Out of the classroom, Lillie used her strengths to assist with running the books for the school for a time, Campbell said. After Dauph passed away in 1929, Lillie became business manager and treasurer where she first earned a salary from the college.
Lillie’s contribution to the success of the university is a legacy to remember. In her speech at Appalachian State’s second annual Founders Day celebration in September, Stam said Lillie was crucial in helping keep the school afloat during a period of poverty that struck the mountain region after the Great Depression.
Campbell provided insight from a historian’s perspective on Lillie’s contribution to the founding of Appalachian State.
“Historically, people look at the two men,” Campbell said. “But no historian today would look at the record and not see three equal founders.” Campbell said to fully examine the significance of Lillie’s life in the 20th century, an onlooker must place her in her historical context. By understanding Lillie’s uniqueness in the early 20th century, the gravity of Lillie’s actions in co-founding the university, caring for her family and being an active part of the Boone community can be fully appreciated.

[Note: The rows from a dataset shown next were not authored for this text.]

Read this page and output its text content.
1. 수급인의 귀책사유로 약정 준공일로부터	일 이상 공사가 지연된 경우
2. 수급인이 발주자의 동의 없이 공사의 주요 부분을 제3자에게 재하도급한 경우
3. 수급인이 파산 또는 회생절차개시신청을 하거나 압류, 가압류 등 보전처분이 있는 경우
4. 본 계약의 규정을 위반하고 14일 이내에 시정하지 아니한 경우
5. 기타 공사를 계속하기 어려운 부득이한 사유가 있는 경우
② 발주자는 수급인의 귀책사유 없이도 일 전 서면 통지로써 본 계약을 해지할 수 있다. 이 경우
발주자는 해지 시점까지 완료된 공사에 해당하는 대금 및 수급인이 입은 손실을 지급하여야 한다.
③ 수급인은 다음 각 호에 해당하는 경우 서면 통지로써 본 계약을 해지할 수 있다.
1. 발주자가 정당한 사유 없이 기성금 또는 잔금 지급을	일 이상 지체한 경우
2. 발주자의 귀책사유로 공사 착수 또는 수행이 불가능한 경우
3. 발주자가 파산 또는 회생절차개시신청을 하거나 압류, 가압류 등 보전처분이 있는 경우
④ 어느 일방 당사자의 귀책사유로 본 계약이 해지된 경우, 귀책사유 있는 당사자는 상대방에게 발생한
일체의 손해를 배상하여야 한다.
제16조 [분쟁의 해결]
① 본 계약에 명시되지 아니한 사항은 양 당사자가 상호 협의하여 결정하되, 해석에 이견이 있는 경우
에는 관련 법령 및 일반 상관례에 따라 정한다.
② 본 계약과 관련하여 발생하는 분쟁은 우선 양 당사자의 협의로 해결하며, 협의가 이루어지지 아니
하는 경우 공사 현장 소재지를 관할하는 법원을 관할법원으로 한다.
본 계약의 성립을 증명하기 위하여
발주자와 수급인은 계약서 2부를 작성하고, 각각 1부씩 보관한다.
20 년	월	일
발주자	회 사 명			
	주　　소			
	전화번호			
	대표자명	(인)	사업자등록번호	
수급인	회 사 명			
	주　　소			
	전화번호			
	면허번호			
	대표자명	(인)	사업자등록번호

A true musician and teacher at heart, Lillie’s passion for both throughout her life has impacted the generations that have followed behind. Dozens of her kin are or were musical performers or educators. According to Stam, one of Lillie’s great-grandsons is a world-renowned pedal steel guitar builder and another relative has a graduate degree in string bass performance and played with the N.C. Symphony. Along with musicians, countless members of Lillie’s descendants are or have been teachers in higher education or grade school.

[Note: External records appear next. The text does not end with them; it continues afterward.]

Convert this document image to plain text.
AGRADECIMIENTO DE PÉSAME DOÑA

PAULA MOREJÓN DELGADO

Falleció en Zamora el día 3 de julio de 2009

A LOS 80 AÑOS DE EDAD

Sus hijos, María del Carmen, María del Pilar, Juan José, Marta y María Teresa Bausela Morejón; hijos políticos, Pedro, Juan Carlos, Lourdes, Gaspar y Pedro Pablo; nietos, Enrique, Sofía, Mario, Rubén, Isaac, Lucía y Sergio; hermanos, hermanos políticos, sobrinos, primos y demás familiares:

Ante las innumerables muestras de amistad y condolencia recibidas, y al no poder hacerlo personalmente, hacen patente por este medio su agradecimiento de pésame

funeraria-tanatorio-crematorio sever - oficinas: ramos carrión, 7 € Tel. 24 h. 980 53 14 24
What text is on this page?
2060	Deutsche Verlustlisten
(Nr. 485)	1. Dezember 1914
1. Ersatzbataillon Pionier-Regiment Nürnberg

Lillie loved the people in the town where she lived. She invested deeply in her family and the college, but also in the High Country community. Leaving eastern Tennessee for Boone was not an easy choice, yet Lillie fully embraced the mountain town. She exemplified hospitality as she opened her home to college students, faculty members, church members and others from the Boone area.

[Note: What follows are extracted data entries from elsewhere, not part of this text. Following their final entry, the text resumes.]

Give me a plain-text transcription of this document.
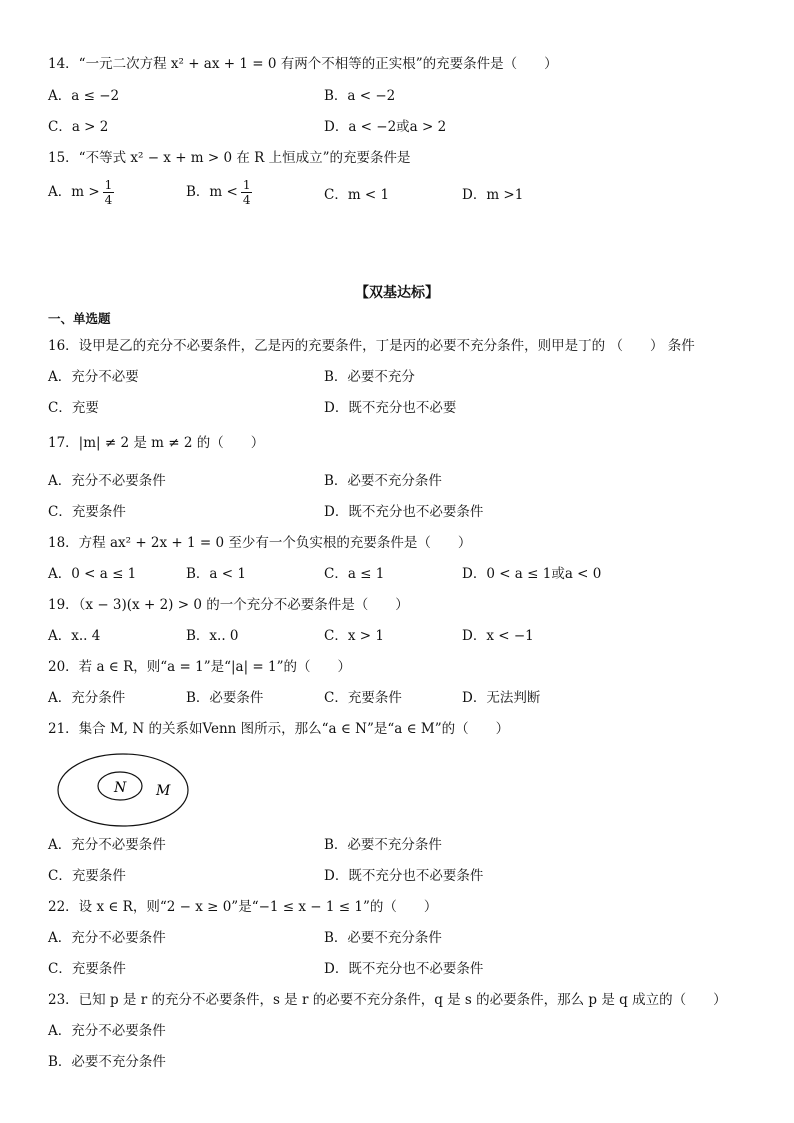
14．“一元二次方程 x² + ax + 1 = 0 有两个不相等的正实根”的充要条件是（　　）
A．a ≤ −2	B．a < −2
C．a > 2	D．a < −2或a > 2
15．“不等式 x² − x + m > 0 在 R 上恒成立”的充要条件是
A．$m > \frac{1}{4}$	B．$m < \frac{1}{4}$	C．m < 1	D．m >1
【双基达标】
一、单选题
16．设甲是乙的充分不必要条件，乙是丙的充要条件，丁是丙的必要不充分条件，则甲是丁的 （　　） 条件
A．充分不必要	B．必要不充分
C．充要	D．既不充分也不必要
17．|m| ≠ 2 是 m ≠ 2 的（　　）
A．充分不必要条件	B．必要不充分条件
C．充要条件	D．既不充分也不必要条件
18．方程 ax² + 2x + 1 = 0 至少有一个负实根的充要条件是（　　）
A．0 < a ≤ 1	B．a < 1	C．a ≤ 1	D．0 < a ≤ 1或a < 0
19．（x − 3)(x + 2) > 0 的一个充分不必要条件是（　　）
A．x.. 4	B．x.. 0	C．x > 1	D．x < −1
20．若 a ∈ R，则“a = 1”是“|a| = 1”的（　　）
A．充分条件	B．必要条件	C．充要条件	D．无法判断
21．集合 M, N 的关系如Venn 图所示，那么“a ∈ N”是“a ∈ M”的（　　）
N M
A．充分不必要条件	B．必要不充分条件
C．充要条件	D．既不充分也不必要条件
22．设 x ∈ R，则“2 − x ≥ 0”是“−1 ≤ x − 1 ≤ 1”的（　　）
A．充分不必要条件	B．必要不充分条件
C．充要条件	D．既不充分也不必要条件
23．已知 p 是 r 的充分不必要条件，s 是 r 的必要不充分条件，q 是 s 的必要条件，那么 p 是 q 成立的（　　）
A．充分不必要条件
B．必要不充分条件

“Lillie was of the mountain people, and for the mountain people,” Stam said. “Lillie’s contribution in mending fences and leveling differences of opinion between the town and the college — understandable with such close proximity and potentially different needs and goals — is spoken of among our family, but not widely known.”
Though Lillie did not live to see what began as Watauga Academy grow to the success of Appalachian State today, Lillie’s contribution to the school cannot be overlooked. Yet, Lillie love’s for teaching and music never overshadowed her passion to love and care for her family. Lillie poured herself out as she gracefully served her family and her community.
“What apt words to describe her: strength and service,” Stam said. “True strength, is not self-promoting but serving, and I believe it was her Christian faith that gave her that understanding and developed in her these dual attributes.”
Wife. Mother. Teacher. Musician. Business manager. Treasurer. Secretary. Hostess. Event planner. Cook. Visionary. Community ambassador. University co-founder. Lillie was a well-rounded woman vital to the prospering of the High Country in the 20th century.
At the September 2019 Founders Days festivities in which Lillie’s statue was dedicated on Appalachian State’s campus, Stam eloquently summarized her great-grandmother’s legacy.
“The life of Lillie Shull Dougherty cannot be measured by her visible achievements as teacher or business manager at Appalachian, or even the decades of entertaining and homemaking for the school. Less apparent and more lasting was her steadfastness of purpose to serve, and the integrity of her character in doing it.”